Sunday, October 2, 2011

a women's college

The idea of establishing a denominational college for young women in the Anglican Deanery of Bedford was first submitted to the Montreal's Synod in 1873. Following a contest between local municipalities, the overwhelmingly Anglo-Protestant rural village of Dunham won the honors, and six years later the Dunham Ladies' College opened. The total cost of construction was 11,000$. Annual cost for a boarder was 150$. In 1913 a gymnasium and infirmary were added and the college was renamed St.
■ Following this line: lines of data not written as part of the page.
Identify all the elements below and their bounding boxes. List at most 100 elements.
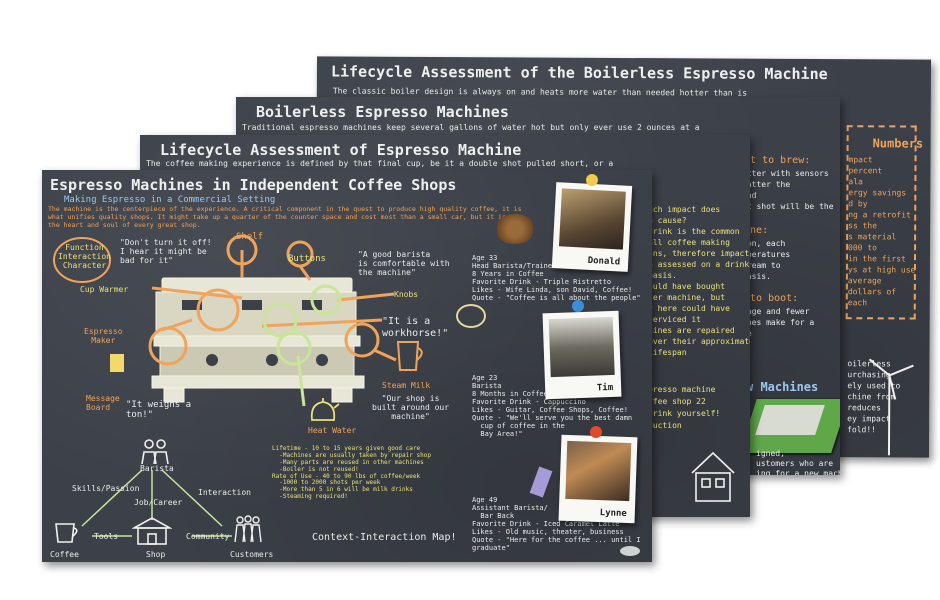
text-line: ala (848, 177, 863, 187)
slide-intro: Traditional espresso machines keep sever… (242, 123, 700, 132)
profile-donald-text: Age 33 Head Barista/Trainer 8 Years in C… (472, 254, 641, 303)
text-line: ng a retrofit (848, 210, 911, 220)
shop-label: Shop (146, 550, 166, 559)
boot-heading: n to boot: (738, 293, 799, 304)
text-line: the heart and soul of every great shop. (48, 221, 201, 229)
text-line: percent (848, 166, 883, 176)
dont-turn-quote: "Don't turn it off! I hear it might be b… (120, 238, 212, 266)
workhorse-quote: "It is a workhorse!" (382, 316, 449, 339)
brew-heading: ent to brew: (738, 155, 811, 166)
machine-callouts (53, 234, 397, 537)
weighs-quote: "It weighs a ton!" (126, 400, 192, 421)
tools-label: Tools (94, 532, 119, 541)
text-line: sage and fewer (742, 307, 810, 316)
sticky-note-icon (110, 354, 124, 372)
text-line: ss the (848, 221, 878, 231)
text-line: presso machine (648, 385, 716, 394)
wind-turbine-icon (868, 358, 914, 456)
text-line: dollars of (847, 287, 897, 297)
slide-intro: The coffee making experience is defined … (146, 159, 614, 168)
text-line: drink yourself! (648, 409, 721, 418)
heat-water-label: Heat Water (308, 426, 357, 435)
coffee-cup-icon (55, 523, 78, 543)
text-line: mpact (848, 155, 873, 165)
text-line: ter machine, but (648, 293, 726, 302)
slide-espresso-independent: Espresso Machines in Independent Coffee … (42, 170, 652, 562)
barista-label: Barista (140, 464, 174, 473)
photo-caption: Tim (596, 382, 614, 394)
photo-donald: Donald (551, 182, 633, 272)
text-line: hines are repaired (648, 326, 735, 335)
text-line: ffee shop 22 (648, 397, 706, 406)
new-machines-heading: w Machines (746, 380, 819, 394)
text-line: mperatures (742, 250, 791, 259)
lifetime-notes: Lifetime - 10 to 15 years given good car… (272, 445, 431, 501)
text-line: d by (848, 199, 868, 209)
photo-caption: Lynne (599, 508, 627, 520)
text-line: The machine is the centerpiece of the ex… (48, 205, 522, 213)
text-line: 000 to (848, 243, 877, 253)
profile-lynne-text: Age 49 Assistant Barista/ Bar Back Favor… (472, 496, 641, 553)
built-around-quote: "Our shop is built around our machine" (372, 394, 450, 422)
text-line: serviced it (648, 315, 701, 324)
kettle-icon (310, 398, 340, 421)
text-line: average (847, 276, 882, 286)
text-line: -on, each (742, 239, 786, 248)
knobs-label: Knobs (394, 290, 419, 299)
text-line: ot shot will be the (742, 202, 834, 211)
pin-icon (572, 300, 584, 312)
text-line: ines make for a (742, 318, 815, 327)
customers-label: Customers (230, 550, 274, 559)
pin-icon (590, 426, 602, 438)
text-line: e cause? (648, 216, 687, 225)
text-line: in the first (847, 254, 906, 264)
espresso-maker-label: Espresso Maker (84, 327, 123, 346)
slide-title: Lifecycle Assessment of the Boilerless E… (330, 62, 828, 84)
text-line: ons, therefore impact (648, 249, 750, 258)
context-map-title: Context-Interaction Map! (312, 532, 457, 543)
slide-title: Lifecycle Assessment of Espresso Machine (160, 141, 522, 159)
cup-warmer-label: Cup Warmer (80, 285, 129, 294)
function-label: Function Interaction Character (58, 243, 111, 271)
text-line: lifespan (648, 348, 687, 357)
text-line: e assessed on a drink (648, 260, 750, 269)
house-icon (691, 451, 735, 502)
boilerless-machine-top (755, 405, 825, 435)
slide-title: Boilerless Espresso Machines (256, 103, 509, 121)
text-line: s material (848, 232, 897, 242)
text-line: basis. (648, 271, 677, 280)
coffee-label: Coffee (50, 550, 79, 559)
good-barista-quote: "A good barista is comfortable with the … (358, 250, 450, 278)
text-line: basis. (742, 272, 771, 281)
text-line: what unifies quality shops. It might tak… (48, 213, 506, 221)
photo-image (565, 440, 632, 502)
text-line: ing for a new machine (756, 469, 840, 475)
text-line: ergy savings (848, 188, 907, 198)
photo-image (558, 188, 626, 250)
numbers-heading: Numbers (872, 136, 924, 151)
tune-heading: Tune: (738, 225, 769, 236)
photo-caption: Donald (587, 255, 621, 268)
customers-icon (234, 515, 262, 543)
text-line: ys at high use (847, 265, 916, 275)
latte-art-icon (456, 304, 486, 328)
buttons-label: Buttons (288, 254, 326, 264)
interaction-label: Interaction (198, 488, 251, 497)
community-label: Community (186, 532, 230, 541)
text-line: each (847, 298, 868, 308)
slide-subtitle: Making Espresso in a Commercial Setting (64, 195, 276, 205)
photo-lynne: Lynne (558, 434, 638, 524)
text-line: igned, (756, 449, 785, 458)
slide-lifecycle-boilerless: Lifecycle Assessment of the Boilerless E… (314, 56, 932, 458)
pin-icon (586, 174, 598, 186)
text-line: over their approximately (648, 337, 750, 346)
slide-title: Espresso Machines in Independent Coffee … (50, 176, 457, 194)
text-line: y here could have (648, 304, 730, 313)
text-line: matter the (742, 180, 791, 189)
text-line: all coffee making (648, 238, 730, 247)
coffee-beans-icon (494, 214, 536, 244)
skills-label: Skills/Passion (72, 484, 140, 493)
barista-figures-icon (141, 439, 169, 464)
photo-tim: Tim (542, 310, 622, 400)
profile-tim-text: Age 23 Barista 8 Months in Coffee Favori… (472, 374, 633, 439)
Helen's School.

This was a time when religion held a primary role in the construction of women's social identities: education being a means borrowed by the local and diocesan Anglican elite (lay and ecclesiastical) to promote the new spiritual mandate of the Church and a conservative vision of social organization. This elite male population intended the college to be an oasis of peace and of purity, the ideal place for young ladies to become gentlewomen. They planned the education of young ladies so as to ensure their becoming conveyances of the values necessary for the implementation of a spiritual Anglican society.

Under the supervision of Ms. Wade from 1911 - 1947, St. Helen's had an exceptional reputation. During the second world war many young English girls were sent to the school to ensure their safety. One of these women was Ms. Grace Elliot, mother of former Prime Minister of Canada Pierre Elliot Trudeau.

The school is now occupied by Youth With A Mission. When I walked by the other day I noticed a lot of mops laid out on the porch to dry.